Matsutake, or pine mushroom, is a Japanese delicacy. The “true” matsutake, tricholoma matsutake, grows only in the pine forests of Japan, although other members of the genus are found in North America and parts of Europe. The mushroom has a distinctive spicy smell and taste that is often showcased on autumn menus in Japan. Most matsutake harvested in other parts of the world is exported to Asia, where it carries a high price, although it is sometimes available at mushroom markets and fairs.
Matsutake is a fruiting body of a larger organism, the mycelium. The mycelium is a mass of branched underground fibers that make up the bulk of a mushroom. In the case of matsutake, the mycelium envelops the roots of coniferous trees, trapping nutrients for the tree in exchange for a hospitable habitat. When the fungus wants to spread, it sends out fruiting bodies to spread spores. The cap of the mushroom is white, ranging from two to eight inches (five to 20 centimeters) in size. As the mushroom matures, the cap begins to form rusty discolorations and flattens out. The gills of the mushroom are white and loosely attached to the stem, which is partially sheathed at the base. The partial sheath is all that remains of the mushroom veil, which also leaves a distinctive ring about halfway up the stem.

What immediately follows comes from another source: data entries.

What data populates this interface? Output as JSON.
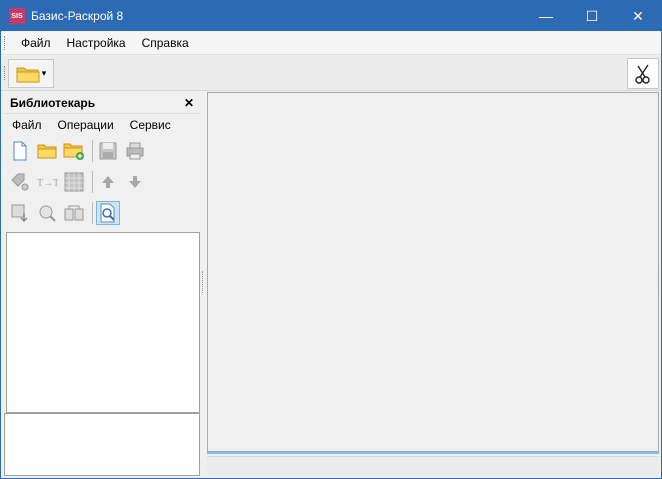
{
  "window": {
    "title": "Базис-Раскрой 8",
    "app_icon_text": "SIS",
    "controls": {
      "minimize": "—",
      "maximize": "☐",
      "close": "✕"
    }
  },
  "menubar": {
    "items": [
      {
        "label": "Файл"
      },
      {
        "label": "Настройка"
      },
      {
        "label": "Справка"
      }
    ]
  },
  "toolbar": {
    "open_icon": "folder-icon",
    "dropdown_arrow": "▾",
    "cut_icon": "scissors-icon"
  },
  "librarian": {
    "title": "Библиотекарь",
    "close": "✕",
    "menu": [
      {
        "label": "Файл"
      },
      {
        "label": "Операции"
      },
      {
        "label": "Сервис"
      }
    ],
    "active_icon": "search-document-icon"
  },
  "colors": {
    "titlebar": "#2c6bb4",
    "accent_line": "#6ec5f0",
    "active_tool": "#cde6f7"
  }
}
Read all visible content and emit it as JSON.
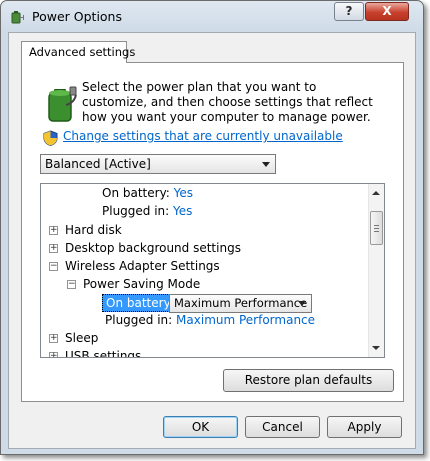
{
  "window": {
    "title": "Power Options",
    "help_label": "?",
    "close_label": "X"
  },
  "tab": {
    "label": "Advanced settings"
  },
  "description": "Select the power plan that you want to customize, and then choose settings that reflect how you want your computer to manage power.",
  "change_settings_link": "Change settings that are currently unavailable",
  "plan_select": {
    "value": "Balanced [Active]"
  },
  "tree": {
    "rows": [
      {
        "key": "on_battery_1",
        "label": "On battery:",
        "value": "Yes"
      },
      {
        "key": "plugged_in_1",
        "label": "Plugged in:",
        "value": "Yes"
      },
      {
        "key": "hard_disk",
        "label": "Hard disk",
        "expander": "+"
      },
      {
        "key": "desktop_bg",
        "label": "Desktop background settings",
        "expander": "+"
      },
      {
        "key": "wireless",
        "label": "Wireless Adapter Settings",
        "expander": "−"
      },
      {
        "key": "power_saving",
        "label": "Power Saving Mode",
        "expander": "−"
      },
      {
        "key": "on_battery_2",
        "label": "On battery:",
        "value": "Maximum Performance"
      },
      {
        "key": "plugged_in_2",
        "label": "Plugged in:",
        "value": "Maximum Performance"
      },
      {
        "key": "sleep",
        "label": "Sleep",
        "expander": "+"
      },
      {
        "key": "usb",
        "label": "USB settings",
        "expander": "+"
      }
    ]
  },
  "restore_button": "Restore plan defaults",
  "buttons": {
    "ok": "OK",
    "cancel": "Cancel",
    "apply": "Apply"
  },
  "colors": {
    "link": "#0066cc",
    "selection": "#3399ff",
    "close_button": "#c8412f"
  },
  "icons": [
    "power-options-app-icon",
    "battery-plug-icon",
    "uac-shield-icon",
    "chevron-down-icon",
    "expand-icon",
    "collapse-icon",
    "scroll-up-icon",
    "scroll-down-icon"
  ]
}
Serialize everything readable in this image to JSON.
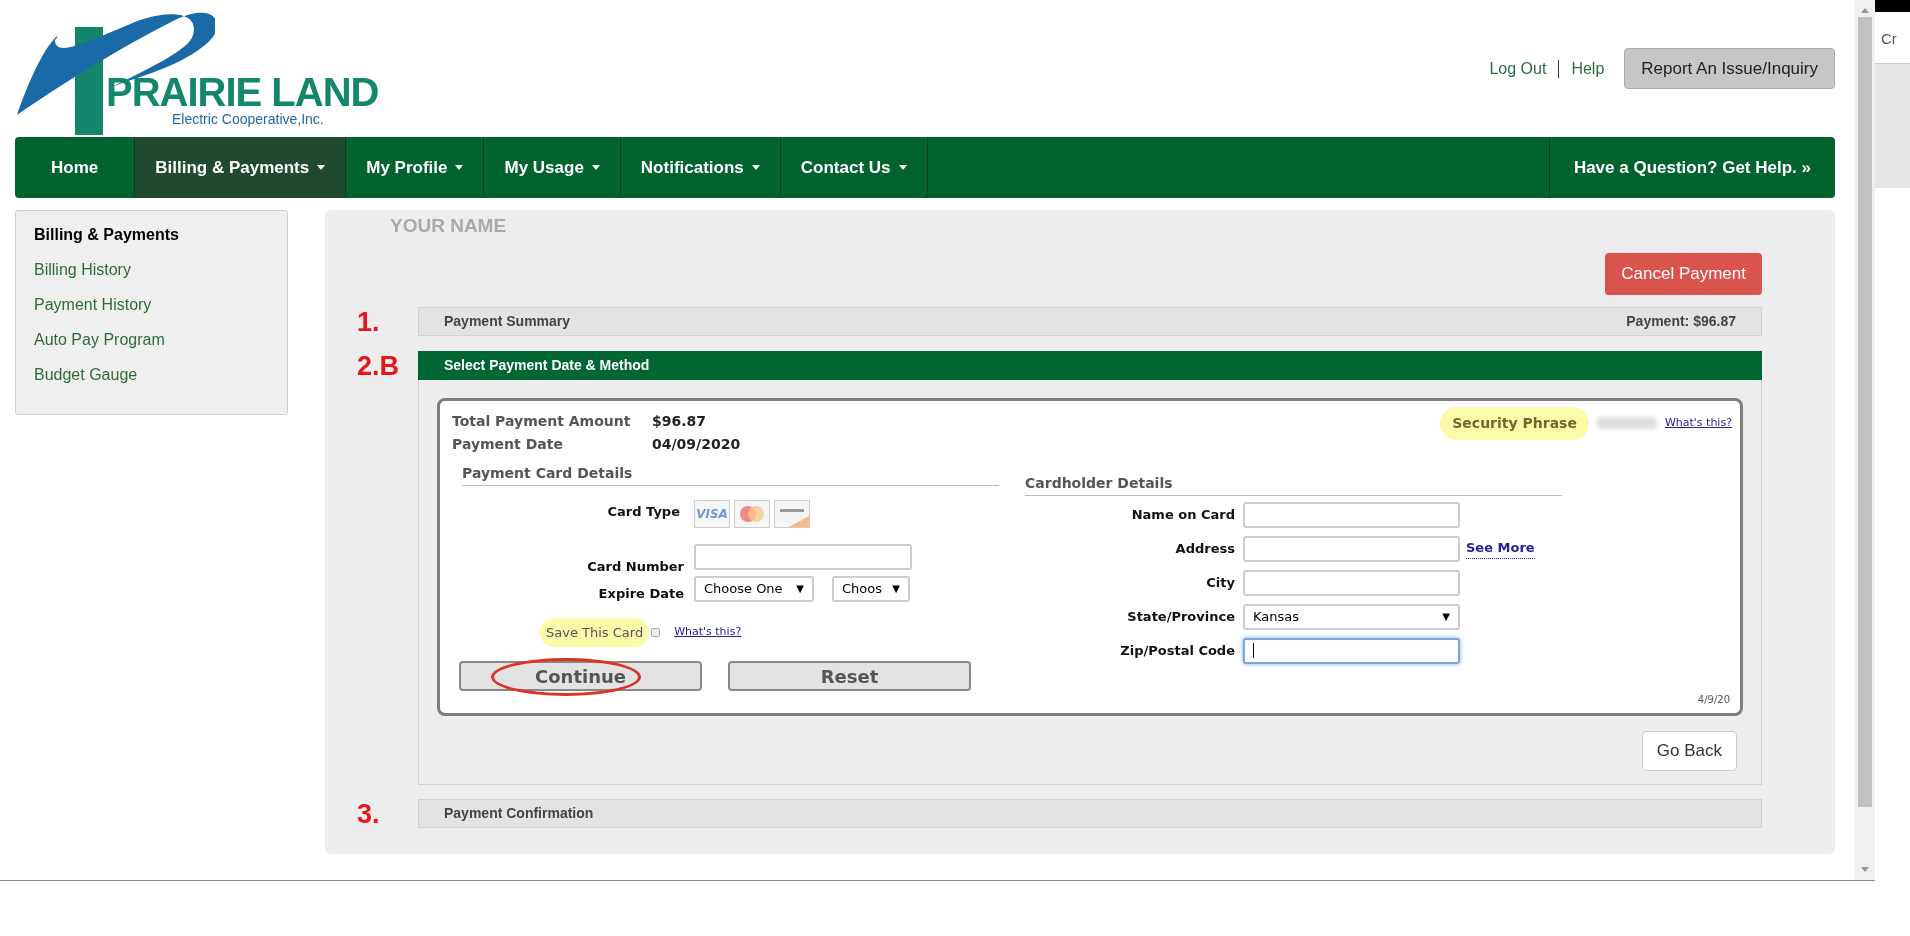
{
  "logo": {
    "name": "PRAIRIE LAND",
    "subtitle": "Electric Cooperative,Inc."
  },
  "top_links": [
    "Log Out",
    "Help"
  ],
  "report_button": "Report An Issue/Inquiry",
  "nav": {
    "items": [
      {
        "label": "Home",
        "dropdown": false,
        "selected": false
      },
      {
        "label": "Billing & Payments",
        "dropdown": true,
        "selected": true
      },
      {
        "label": "My Profile",
        "dropdown": true,
        "selected": false
      },
      {
        "label": "My Usage",
        "dropdown": true,
        "selected": false
      },
      {
        "label": "Notifications",
        "dropdown": true,
        "selected": false
      },
      {
        "label": "Contact Us",
        "dropdown": true,
        "selected": false
      }
    ],
    "help_link": "Have a Question? Get Help. »"
  },
  "sidebar": {
    "items": [
      {
        "label": "Billing & Payments",
        "kind": "heading"
      },
      {
        "label": "Billing History",
        "kind": "link"
      },
      {
        "label": "Payment History",
        "kind": "link"
      },
      {
        "label": "Auto Pay Program",
        "kind": "link"
      },
      {
        "label": "Budget Gauge",
        "kind": "link"
      }
    ]
  },
  "account_name": "YOUR NAME",
  "cancel_button": "Cancel Payment",
  "steps": [
    {
      "number": "1.",
      "title": "Payment Summary",
      "summary": "Payment: $96.87",
      "expanded": false
    },
    {
      "number": "2.B",
      "title": "Select Payment Date & Method",
      "expanded": true
    },
    {
      "number": "3.",
      "title": "Payment Confirmation",
      "expanded": false
    }
  ],
  "payment": {
    "total_label": "Total Payment Amount",
    "total": "$96.87",
    "date_label": "Payment Date",
    "date": "04/09/2020",
    "security_label": "Security Phrase",
    "security_link": "What's this?",
    "card_heading": "Payment Card Details",
    "card_type_label": "Card Type",
    "visa": "VISA",
    "card_number_label": "Card Number",
    "expire_label": "Expire Date",
    "expire_month": "Choose One",
    "expire_year": "Choos",
    "save_label": "Save This Card",
    "save_checked": false,
    "save_link": "What's this?",
    "holder_heading": "Cardholder Details",
    "select_arrow": "▼",
    "holder_fields": [
      {
        "label": "Name on Card",
        "kind": "text",
        "focused": false
      },
      {
        "label": "Address",
        "kind": "text",
        "focused": false,
        "link": "See More"
      },
      {
        "label": "City",
        "kind": "text",
        "focused": false
      },
      {
        "label": "State/Province",
        "kind": "select",
        "value": "Kansas",
        "focused": false
      },
      {
        "label": "Zip/Postal Code",
        "kind": "text",
        "focused": true
      }
    ],
    "buttons": [
      "Continue",
      "Reset"
    ],
    "footnote": "4/9/20"
  },
  "go_back": "Go Back",
  "side_panel_text": "Cr"
}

The flesh of the matsutake is white and firm, although it can occasionally have dark brown discolorations, just like the outside of the mushroom. The texture of the mushroom reminds many consumers of meat, and the flavor is quite difficult to describe: slightly meaty, spicy and a little acidic. The smell is decidedly spicy, even if it reminds some consumers of particularly mature or intense cheeses. The remarkable smell and taste of the mushroom may be too much for some people who prefer the more aromatic mushrooms.
In Japan, these mushrooms are considered an autumn delicacy. It is widely harvested in that nation’s coniferous forests, although unfortunately the habitat for the delicious mushroom is declining due to disease among the trees it prefers to grow on. Many chefs delight in matsutake season, preparing intriguing seasonal dishes that highlight and complement the mushroom’s flavor. In Japan, these mushrooms can appear grilled, sauteed, steamed, and fried, and are paired with rice, tempura, and sushi, among many other dishes.

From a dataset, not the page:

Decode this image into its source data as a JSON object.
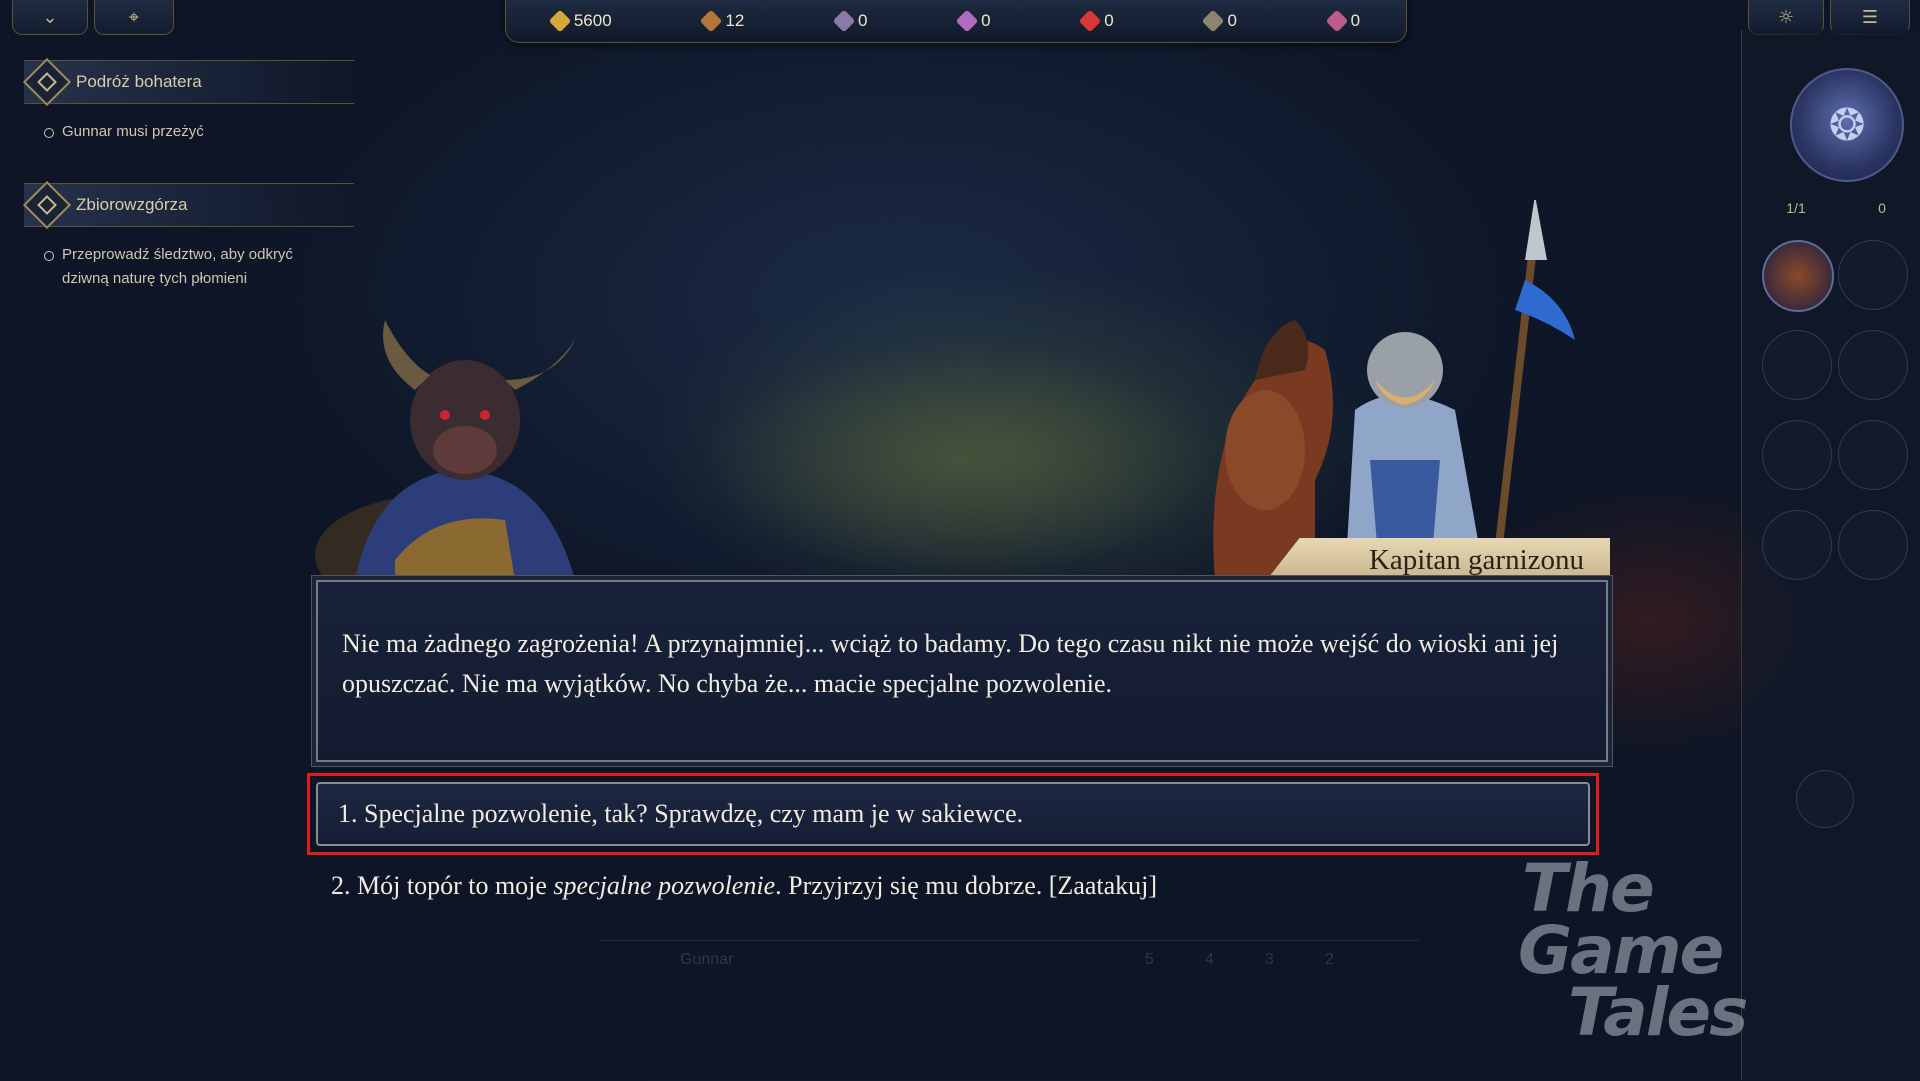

While the mushroom is the most flavorful, it can be cut and frozen for use within three months. Unfortunately, matsutake does not take well to drying and cooks will find that the scent and flavor are greatly impaired if the mushroom is dried. Because mushrooms are difficult to keep and have a very short season, mushroom can sometimes be hard to find and expensive when it is obtainable. When you can obtain fresh matsutake mushrooms, look for specimens that are firm and dry, with no slimy or moist spots. Expect the cap, stem and gills to be discolored and spotted with rusty spots and streaks, and store the mushrooms in a paper bag in the refrigerator for about a week before using. Remember that the strong smell can lead to other foods, so make sure your cupboards have plenty of room in the fridge.